Selanjutnya, percobaan skala besar semacam itu harus memperhitungkan penelitian yang lain telah dilakukan di daerah yang sama. Tapi itu diperlukan menyusun potongan penelitian yang lebih sering daripada tidak, didasarkan pada sampel yang berbeda atau yang membuat asumsi-asumsi yang sedikit berbeda. Oleh karena itu, merupakan bagian penting dari pemurnian bukti terletak pada tinjauan sistematis penelitian yang ada, menolak bahwa yang melakukan tidak memenuhi kriteria eksperimental ketat, diabaikan bahwa di mana data dan metode yang kurang jelas, mana mungkin mendamaikan dasar yang berbeda untuk sampel, mengidentifikasi di mana penelitian lebih lanjut diperlukan untuk mengisi kesenjangan dalam pengetahuan kita berbasis ilmiah.

Dalam buku sukardi, mereka memerlukan alat untuk dapat memecahkan problem keterasingan tersebut. Alat instrument yang hendak dibahas secara luas dan sistematik adalah metodologi penelitian yang biasanya berisi tentang cara-cara menggunakan beberapa metode pendekatan untuk memecahkan masalah yang dihadapi.[4] Dengan beberapa pendekatan diantaranya:

  1. Mengetahui sesuatu tersebut dimulai dari yang global menuju kearah yang lebih detail

Untuk mengetahui struktur mobil misalnya, seseorang dapat menguasai dengan dimulai apa fungsi dan kegunaan mbobil itu bagi manusia, apa peranan mobil, baru ke arah apakah bagian utama mobil tersebut.

  1. Menggunakan pendekatan dari yang spesifik menuju ke arah yang global

Seseorang untuk mengetahui tentang apakah mobil itu dimulai dengan mengadakan kunjungan kerja ke bagian bengkel. Disana ditunjukkan bagian-bagian utama dan proses kerja dan seterusnya.

  1. Menggunakan pendekatan secara ilmiah.

Untuk mengetahui sesuatu seseorang dapat memulai megerahkan hasrat ingin tahu atau permasalahan dapat memulai dari mencari data yang valid, mencari data pendukung dan mencari jawaban permasalahan tersebut.

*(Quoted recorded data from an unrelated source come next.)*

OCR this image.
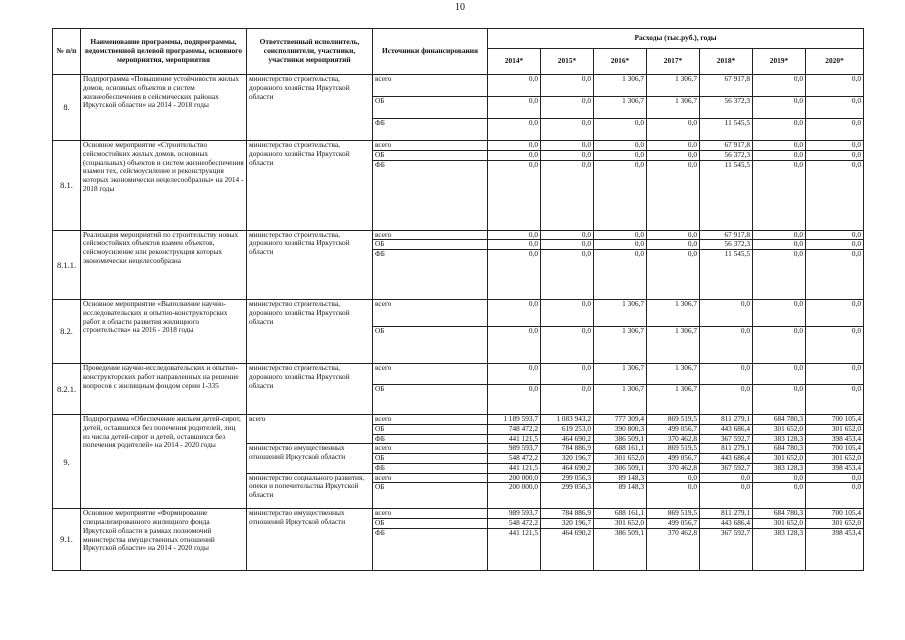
10
№ п/п	Наименование программы, подпрограммы, ведомственной целевой программы, основного мероприятия, мероприятия	Ответственный исполнитель, соисполнители, участники, участники мероприятий	Источники финансирования	Расходы (тыс.руб.), годы						
				2014*	2015*	2016*	2017*	2018*	2019*	2020*
8.	Подпрограмма «Повышение устойчивости жилых домов, основных объектов и систем жизнеобеспечения в сейсмических районах Иркутской области» на 2014 - 2018 годы	министерство строительства, дорожного хозяйства Иркутской области	всего	0,0	0,0	1 306,7	1 306,7	67 917,8	0,0	0,0
			ОБ	0,0	0,0	1 306,7	1 306,7	56 372,3	0,0	0,0
			ФБ	0,0	0,0	0,0	0,0	11 545,5	0,0	0,0
8.1.	Основное мероприятие «Строительство сейсмостойких жилых домов, основных (социальных) объектов и систем жизнеобеспечения взамен тех, сейсмоусиление и реконструкция которых экономически нецелесообразны» на 2014 - 2018 годы	министерство строительства, дорожного хозяйства Иркутской области	всего	0,0	0,0	0,0	0,0	67 917,8	0,0	0,0
			ОБ	0,0	0,0	0,0	0,0	56 372,3	0,0	0,0
			ФБ	0,0	0,0	0,0	0,0	11 545,5	0,0	0,0
8.1.1.	Реализация мероприятий по строительству новых сейсмостойких объектов взамен объектов, сейсмоусиление или реконструкция которых экономически нецелесообразна	министерство строительства, дорожного хозяйства Иркутской области	всего	0,0	0,0	0,0	0,0	67 917,8	0,0	0,0
			ОБ	0,0	0,0	0,0	0,0	56 372,3	0,0	0,0
			ФБ	0,0	0,0	0,0	0,0	11 545,5	0,0	0,0
8.2.	Основное мероприятие «Выполнение научно-исследовательских и опытно-конструкторских работ в области развития жилищного строительства» на 2016 - 2018 годы	министерство строительства, дорожного хозяйства Иркутской области	всего	0,0	0,0	1 306,7	1 306,7	0,0	0,0	0,0
			ОБ	0,0	0,0	1 306,7	1 306,7	0,0	0,0	0,0
8.2.1.	Проведение научно-исследовательских и опытно-конструкторских работ направленных на решение вопросов с жилищным фондом серии 1-335	министерство строительства, дорожного хозяйства Иркутской области	всего	0,0	0,0	1 306,7	1 306,7	0,0	0,0	0,0
			ОБ	0,0	0,0	1 306,7	1 306,7	0,0	0,0	0,0
9.	Подпрограмма «Обеспечение жильем детей-сирот, детей, оставшихся без попечения родителей, лиц из числа детей-сирот и детей, оставшихся без попечения родителей» на 2014 - 2020 годы	всего	всего	1 189 593,7	1 083 943,2	777 309,4	869 519,5	811 279,1	684 780,3	700 105,4
			ОБ	748 472,2	619 253,0	390 800,3	499 056,7	443 686,4	301 652,0	301 652,0
			ФБ	441 121,5	464 690,2	386 509,1	370 462,8	367 592,7	383 128,3	398 453,4
		министерство имущественных отношений Иркутской области	всего	989 593,7	784 886,9	688 161,1	869 519,5	811 279,1	684 780,3	700 105,4
			ОБ	548 472,2	320 196,7	301 652,0	499 056,7	443 686,4	301 652,0	301 652,0
			ФБ	441 121,5	464 690,2	386 509,1	370 462,8	367 592,7	383 128,3	398 453,4
		министерство социального развития, опеки и попечительства Иркутской области	всего	200 000,0	299 056,3	89 148,3	0,0	0,0	0,0	0,0
			ОБ	200 000,0	299 056,3	89 148,3	0,0	0,0	0,0	0,0
9.1.	Основное мероприятие «Формирование специализированного жилищного фонда Иркутской области в рамках полномочий министерства имущественных отношений Иркутской области» на 2014 - 2020 годы	министерство имущественных отношений Иркутской области	всего	989 593,7	784 886,9	688 161,1	869 519,5	811 279,1	684 780,3	700 105,4
			ОБ	548 472,2	320 196,7	301 652,0	499 056,7	443 686,4	301 652,0	301 652,0
			ФБ	441 121,5	464 690,2	386 509,1	370 462,8	367 592,7	383 128,3	398 453,4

Konsep Umum Metodologi Penelitian Ilmiah

Konsep Umum Metodologi Penelitian (Kualitatif dan Kuantitatif) – Ilmu Pengetahuan adalah sekumpulan pengetahuan yang tersusun secara sistematis dan runtut melalui metode ilmiah, metode ilmiah adalah prosedur atau langkah-langkah sistematis dalam mendapatkan pengetahuan. Syarat ilmu pengetahuan adalah memiliki objek dan metode ilmiah, atau memiliki dimensi/aspek sebagai berikut:

  1. Aspek Ontologis, yaitu berkenaan dengan apa yang ingin diketahu, apa yang dipikirkan atau yang menjadi masalah.
  2. Aspek epistimologis, yaitu berkenaan dengan bagaiman ilmu mempelajari objek studinya dengan menggunakan metode tertentu.
  3. Aspek aksiologis, yaitu berkenaan gunalaksana atau manfaat ilmu tersebut.[5]

Pada dasarnya penelitian butuh ilmiah, kalau penelitian tanpa ilmiah maka bukan penelitian berarti ngawor seperti menemukan uang, ingin dikasihkan ke orangnya atau diambil sendiri dibelikan jajan tanpa berfikir panjang bagaimana uang ini dikembalikan, ingin diolah kemana, darimana asalnya, dan siapa yang menaruhnya.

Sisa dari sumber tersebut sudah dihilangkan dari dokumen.